1.Right View (sammā ditthi);
2.Right Intention (sammā sankappo);
3.Right Speech (sammā vācā);
4.Right Action (sammā kammanto);
5.Right Livelihood (sammā ājīvo);
6.Right Effort (sammā vāyāmo);
7.Right Mindfulness (sammā sati) e
8.Right Concentration (sammā samādhi).

“That is the middle way discovered by a Perfect One, which gives vision, which gives knowledge, and which leads to peace, to direct acquaintance, to discovery, to nibbana.
"Dukkha (defectiveness – suffering), as a noble truth, is this: Birth is Dukkha, aging is Dukkha, sickness is Dukkha, death is Dukkha, sorrow and lamentation, pain, grief and despair are Dukkha; association with the loathed is Dukkha, dissociation from the loved is Dukkha, not to get what one wants is Dukkha — in short, the five categories * (aggregates) of identity and grasping mind for clinging objects are Dukkha.

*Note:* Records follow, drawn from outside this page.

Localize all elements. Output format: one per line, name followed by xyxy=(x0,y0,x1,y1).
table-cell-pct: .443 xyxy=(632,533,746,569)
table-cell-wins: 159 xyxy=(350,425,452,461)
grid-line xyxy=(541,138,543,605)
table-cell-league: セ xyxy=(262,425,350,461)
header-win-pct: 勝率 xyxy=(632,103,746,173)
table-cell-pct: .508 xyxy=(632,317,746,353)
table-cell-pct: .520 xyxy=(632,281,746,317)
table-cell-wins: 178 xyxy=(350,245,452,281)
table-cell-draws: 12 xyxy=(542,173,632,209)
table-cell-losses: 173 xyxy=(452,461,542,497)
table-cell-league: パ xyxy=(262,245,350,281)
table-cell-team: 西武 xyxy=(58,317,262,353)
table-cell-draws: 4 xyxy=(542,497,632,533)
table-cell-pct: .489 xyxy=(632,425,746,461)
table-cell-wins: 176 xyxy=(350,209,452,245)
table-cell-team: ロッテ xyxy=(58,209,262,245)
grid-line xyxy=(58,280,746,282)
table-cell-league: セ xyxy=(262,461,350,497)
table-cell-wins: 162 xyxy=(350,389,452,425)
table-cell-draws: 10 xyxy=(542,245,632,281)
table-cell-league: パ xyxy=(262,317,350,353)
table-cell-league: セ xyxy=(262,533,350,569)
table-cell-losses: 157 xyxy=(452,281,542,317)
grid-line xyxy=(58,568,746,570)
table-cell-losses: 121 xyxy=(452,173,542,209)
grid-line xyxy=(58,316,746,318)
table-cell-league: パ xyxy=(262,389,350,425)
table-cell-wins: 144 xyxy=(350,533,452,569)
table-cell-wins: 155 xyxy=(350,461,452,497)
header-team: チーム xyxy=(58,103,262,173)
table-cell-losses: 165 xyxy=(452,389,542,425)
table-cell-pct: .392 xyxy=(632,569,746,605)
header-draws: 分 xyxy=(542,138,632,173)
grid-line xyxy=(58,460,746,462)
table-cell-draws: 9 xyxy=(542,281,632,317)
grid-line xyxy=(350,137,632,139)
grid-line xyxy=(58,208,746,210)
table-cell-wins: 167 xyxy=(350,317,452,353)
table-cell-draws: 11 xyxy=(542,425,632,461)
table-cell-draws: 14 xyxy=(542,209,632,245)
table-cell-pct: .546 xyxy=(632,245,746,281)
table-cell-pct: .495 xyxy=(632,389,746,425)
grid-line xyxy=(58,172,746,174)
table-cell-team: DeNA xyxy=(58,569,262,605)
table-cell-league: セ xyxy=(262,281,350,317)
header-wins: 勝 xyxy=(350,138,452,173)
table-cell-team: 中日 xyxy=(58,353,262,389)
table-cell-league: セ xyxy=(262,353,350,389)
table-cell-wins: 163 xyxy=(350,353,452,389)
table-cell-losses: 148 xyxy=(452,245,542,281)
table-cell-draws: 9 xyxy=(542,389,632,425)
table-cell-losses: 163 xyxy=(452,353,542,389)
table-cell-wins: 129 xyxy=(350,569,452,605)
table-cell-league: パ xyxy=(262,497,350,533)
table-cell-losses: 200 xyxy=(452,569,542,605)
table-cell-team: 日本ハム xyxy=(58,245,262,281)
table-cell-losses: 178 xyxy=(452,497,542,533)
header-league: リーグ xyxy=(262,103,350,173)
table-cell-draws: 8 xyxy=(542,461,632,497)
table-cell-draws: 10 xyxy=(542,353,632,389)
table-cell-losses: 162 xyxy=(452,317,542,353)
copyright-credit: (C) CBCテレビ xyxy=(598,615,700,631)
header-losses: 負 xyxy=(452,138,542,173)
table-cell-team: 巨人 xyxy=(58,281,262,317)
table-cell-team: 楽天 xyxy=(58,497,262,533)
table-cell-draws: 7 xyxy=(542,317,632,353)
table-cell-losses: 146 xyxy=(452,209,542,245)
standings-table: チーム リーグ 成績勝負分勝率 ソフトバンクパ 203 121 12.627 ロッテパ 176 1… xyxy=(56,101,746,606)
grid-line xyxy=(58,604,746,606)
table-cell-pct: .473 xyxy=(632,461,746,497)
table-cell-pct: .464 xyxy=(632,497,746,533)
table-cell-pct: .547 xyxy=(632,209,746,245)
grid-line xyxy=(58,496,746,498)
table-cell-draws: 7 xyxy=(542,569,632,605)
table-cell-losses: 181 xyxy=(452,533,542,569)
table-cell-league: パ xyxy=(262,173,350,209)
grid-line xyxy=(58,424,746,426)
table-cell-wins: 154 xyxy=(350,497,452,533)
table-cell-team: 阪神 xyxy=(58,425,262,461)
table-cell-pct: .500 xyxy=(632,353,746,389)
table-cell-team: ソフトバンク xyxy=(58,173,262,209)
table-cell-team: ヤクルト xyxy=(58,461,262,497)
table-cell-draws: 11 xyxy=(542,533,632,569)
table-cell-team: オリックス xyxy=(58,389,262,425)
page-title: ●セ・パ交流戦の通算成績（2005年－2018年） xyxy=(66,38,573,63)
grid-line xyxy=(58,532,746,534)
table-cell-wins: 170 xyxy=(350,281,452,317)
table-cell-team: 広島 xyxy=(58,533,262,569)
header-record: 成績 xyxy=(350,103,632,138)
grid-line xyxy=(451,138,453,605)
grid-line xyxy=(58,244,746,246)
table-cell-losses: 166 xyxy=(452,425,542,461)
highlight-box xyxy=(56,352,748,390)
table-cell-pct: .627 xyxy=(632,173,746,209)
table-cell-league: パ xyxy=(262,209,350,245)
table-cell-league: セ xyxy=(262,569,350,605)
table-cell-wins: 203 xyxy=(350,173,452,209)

- The five categories (khandas) of the fiery grasping, including all physical and mental conditions of existence in the Universe, together with those that form the conception of identity: Form (rūpa – body, object, image), sensation-feeling (vedanā), perception (saññā), mental formations (sānkhārā), consciousness (viññāna).

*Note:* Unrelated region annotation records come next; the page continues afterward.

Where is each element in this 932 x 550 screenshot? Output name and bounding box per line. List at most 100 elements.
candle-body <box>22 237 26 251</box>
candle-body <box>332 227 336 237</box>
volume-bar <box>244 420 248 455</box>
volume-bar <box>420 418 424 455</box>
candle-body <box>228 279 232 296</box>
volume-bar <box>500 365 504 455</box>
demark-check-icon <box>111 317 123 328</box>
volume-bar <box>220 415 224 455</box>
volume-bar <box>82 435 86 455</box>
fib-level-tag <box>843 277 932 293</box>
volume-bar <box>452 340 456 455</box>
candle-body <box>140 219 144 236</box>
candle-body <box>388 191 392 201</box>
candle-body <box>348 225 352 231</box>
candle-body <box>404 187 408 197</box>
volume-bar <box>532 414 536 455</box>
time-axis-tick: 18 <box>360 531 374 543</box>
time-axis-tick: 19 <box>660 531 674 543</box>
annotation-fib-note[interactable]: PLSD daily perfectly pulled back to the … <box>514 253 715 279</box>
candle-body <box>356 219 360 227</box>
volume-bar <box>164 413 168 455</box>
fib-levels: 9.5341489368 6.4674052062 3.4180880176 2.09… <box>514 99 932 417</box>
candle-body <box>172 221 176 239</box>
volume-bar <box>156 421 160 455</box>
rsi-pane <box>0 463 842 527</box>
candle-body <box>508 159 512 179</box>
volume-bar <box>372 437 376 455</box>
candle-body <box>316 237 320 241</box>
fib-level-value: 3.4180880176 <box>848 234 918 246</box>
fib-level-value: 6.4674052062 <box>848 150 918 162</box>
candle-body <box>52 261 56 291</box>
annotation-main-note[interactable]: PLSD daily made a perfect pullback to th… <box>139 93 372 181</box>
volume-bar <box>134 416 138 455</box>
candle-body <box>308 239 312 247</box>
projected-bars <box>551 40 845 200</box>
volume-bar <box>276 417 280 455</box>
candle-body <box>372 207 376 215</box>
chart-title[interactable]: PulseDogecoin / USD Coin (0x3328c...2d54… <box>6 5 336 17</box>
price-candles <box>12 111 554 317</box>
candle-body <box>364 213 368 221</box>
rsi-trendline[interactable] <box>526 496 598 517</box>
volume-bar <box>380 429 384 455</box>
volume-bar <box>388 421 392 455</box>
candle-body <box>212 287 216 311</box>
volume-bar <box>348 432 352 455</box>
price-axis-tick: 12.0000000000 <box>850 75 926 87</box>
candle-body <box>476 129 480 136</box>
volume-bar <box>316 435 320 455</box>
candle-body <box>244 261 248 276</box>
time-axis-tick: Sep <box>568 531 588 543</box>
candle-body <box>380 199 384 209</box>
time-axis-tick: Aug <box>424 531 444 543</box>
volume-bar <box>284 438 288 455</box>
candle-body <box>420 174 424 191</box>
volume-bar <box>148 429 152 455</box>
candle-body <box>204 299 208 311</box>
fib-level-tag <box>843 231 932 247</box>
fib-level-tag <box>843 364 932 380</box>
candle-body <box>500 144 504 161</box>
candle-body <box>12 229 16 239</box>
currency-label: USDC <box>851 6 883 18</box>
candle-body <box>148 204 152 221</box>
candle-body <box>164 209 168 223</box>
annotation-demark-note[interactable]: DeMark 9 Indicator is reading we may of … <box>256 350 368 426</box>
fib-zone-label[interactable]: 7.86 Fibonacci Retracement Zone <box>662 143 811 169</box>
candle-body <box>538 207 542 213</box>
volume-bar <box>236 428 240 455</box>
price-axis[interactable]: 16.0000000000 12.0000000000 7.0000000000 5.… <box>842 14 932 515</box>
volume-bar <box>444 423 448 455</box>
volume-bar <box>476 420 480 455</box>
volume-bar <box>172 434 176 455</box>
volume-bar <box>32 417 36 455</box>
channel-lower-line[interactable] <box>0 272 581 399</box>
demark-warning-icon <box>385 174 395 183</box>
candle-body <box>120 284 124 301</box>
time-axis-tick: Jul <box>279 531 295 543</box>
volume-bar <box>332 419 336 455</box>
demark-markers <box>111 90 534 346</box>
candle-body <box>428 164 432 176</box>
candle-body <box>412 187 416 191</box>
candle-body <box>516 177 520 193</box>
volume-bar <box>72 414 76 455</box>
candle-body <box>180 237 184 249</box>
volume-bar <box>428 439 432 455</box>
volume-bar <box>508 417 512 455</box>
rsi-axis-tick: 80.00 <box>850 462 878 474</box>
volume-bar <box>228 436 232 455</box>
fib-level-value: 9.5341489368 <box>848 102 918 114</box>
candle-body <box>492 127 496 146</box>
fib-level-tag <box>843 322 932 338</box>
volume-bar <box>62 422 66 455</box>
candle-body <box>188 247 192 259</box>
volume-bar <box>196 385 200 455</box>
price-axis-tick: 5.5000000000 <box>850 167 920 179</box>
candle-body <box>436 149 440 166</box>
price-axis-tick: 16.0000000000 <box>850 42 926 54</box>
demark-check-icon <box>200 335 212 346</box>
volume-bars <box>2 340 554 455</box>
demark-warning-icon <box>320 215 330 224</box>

"The origin of Dukkha, as a noble truth, is this: It is the craving that produces renewal of being accompanied by enjoyment and lust, and enjoying this and that; in other words, craving for sensual desires, craving for being, craving for non-being.
"Cessation of Dukkha, as a noble truth, is this: It is remainderless fading and ceasing, giving up, relinquishing, letting go and rejecting, of that same craving.

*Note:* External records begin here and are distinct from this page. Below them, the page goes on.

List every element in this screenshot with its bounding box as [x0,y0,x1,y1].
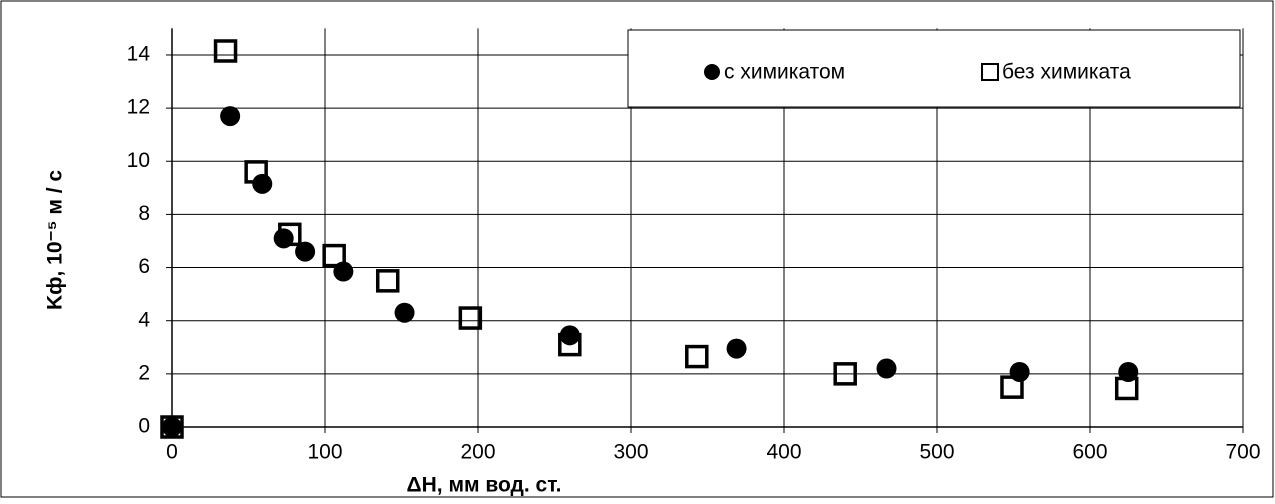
legend-label: без химиката [1002,61,1131,84]
y-tick-label: 0 [138,415,150,438]
marker-square [278,222,302,247]
marker-square [322,243,346,268]
marker-square [1000,375,1024,399]
y-tick-label: 8 [138,202,150,225]
y-axis-label: Kф, 10⁻⁵ м / с [44,170,67,310]
y-tick-label: 6 [138,255,150,278]
legend-box [627,29,1241,108]
marker-circle [295,241,316,262]
marker-square [244,160,268,184]
x-axis-label: ΔH, мм вод. ст. [407,474,562,497]
y-tick-label: 14 [127,43,151,66]
marker-circle [394,302,415,323]
x-tick-label: 600 [1072,441,1107,464]
marker-circle [1009,361,1030,382]
marker-circle [876,358,897,379]
x-tick-label: 200 [460,441,495,464]
y-tick-label: 10 [127,149,150,172]
x-tick-label: 100 [307,441,342,464]
x-tick-label: 0 [166,441,178,464]
legend-marker [704,64,720,80]
y-tick-label: 4 [138,308,150,331]
marker-square [685,344,709,369]
x-tick-label: 400 [766,441,801,464]
marker-square [213,39,238,63]
x-tick-label: 500 [919,441,954,464]
x-tick-label: 300 [613,441,648,464]
y-tick-label: 2 [138,361,150,384]
legend-marker [981,63,999,81]
marker-square [833,362,857,386]
marker-square [160,415,184,439]
marker-square [1114,376,1139,401]
marker-square [375,269,400,293]
marker-circle [252,173,273,194]
x-tick-label: 700 [1225,441,1260,464]
marker-circle [220,106,241,127]
marker-square [558,332,582,357]
y-tick-label: 12 [127,96,150,119]
marker-circle [726,338,747,359]
legend-label: с химикатом [724,61,845,84]
marker-circle [162,417,182,437]
marker-square [458,306,483,330]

"The way leading to cessation of Dukkha, as a noble truth, is this: It is simply the noble eightfold path, that is to say:

1.Right View (sammā ditthi);
2.Right Intention (sammā sankappo);
3.Right Speech (sammā vācā);
4.Right Action (sammā kammanto);
5.Right Livelihood (sammā ājīvo);
6.Right Effort (sammā vāyāmo);
7.Right Mindfulness (sammā sati) e
8.Right Concentration (sammā samādhi).

1) i - Thus reflecting “This is the noble truth of Dukkha”. Such was the vision, the knowledge, the understanding, the finding, the light, that arose in regard to ideas not heard by me before.
1) ii - Thus reflecting “This Dukkha, as a noble truth, can be diagnosed”. Such was the vision, the knowledge, the understanding, the finding, the light, that arose in regard to ideas not heard by me before.
1) iii - Thus reflecting “This Dukkha, as a noble truth, has been diagnosed”. Such was the vision, the knowledge, the understanding, the finding, the light, that arose in regard to ideas not heard by me before.

2) i - Thus reflecting “This is the noble truth of the motivation of Dukkha”. Such was the vision, the knowledge, the understanding, the finding, the light, that arose in regard to ideas not heard by me before.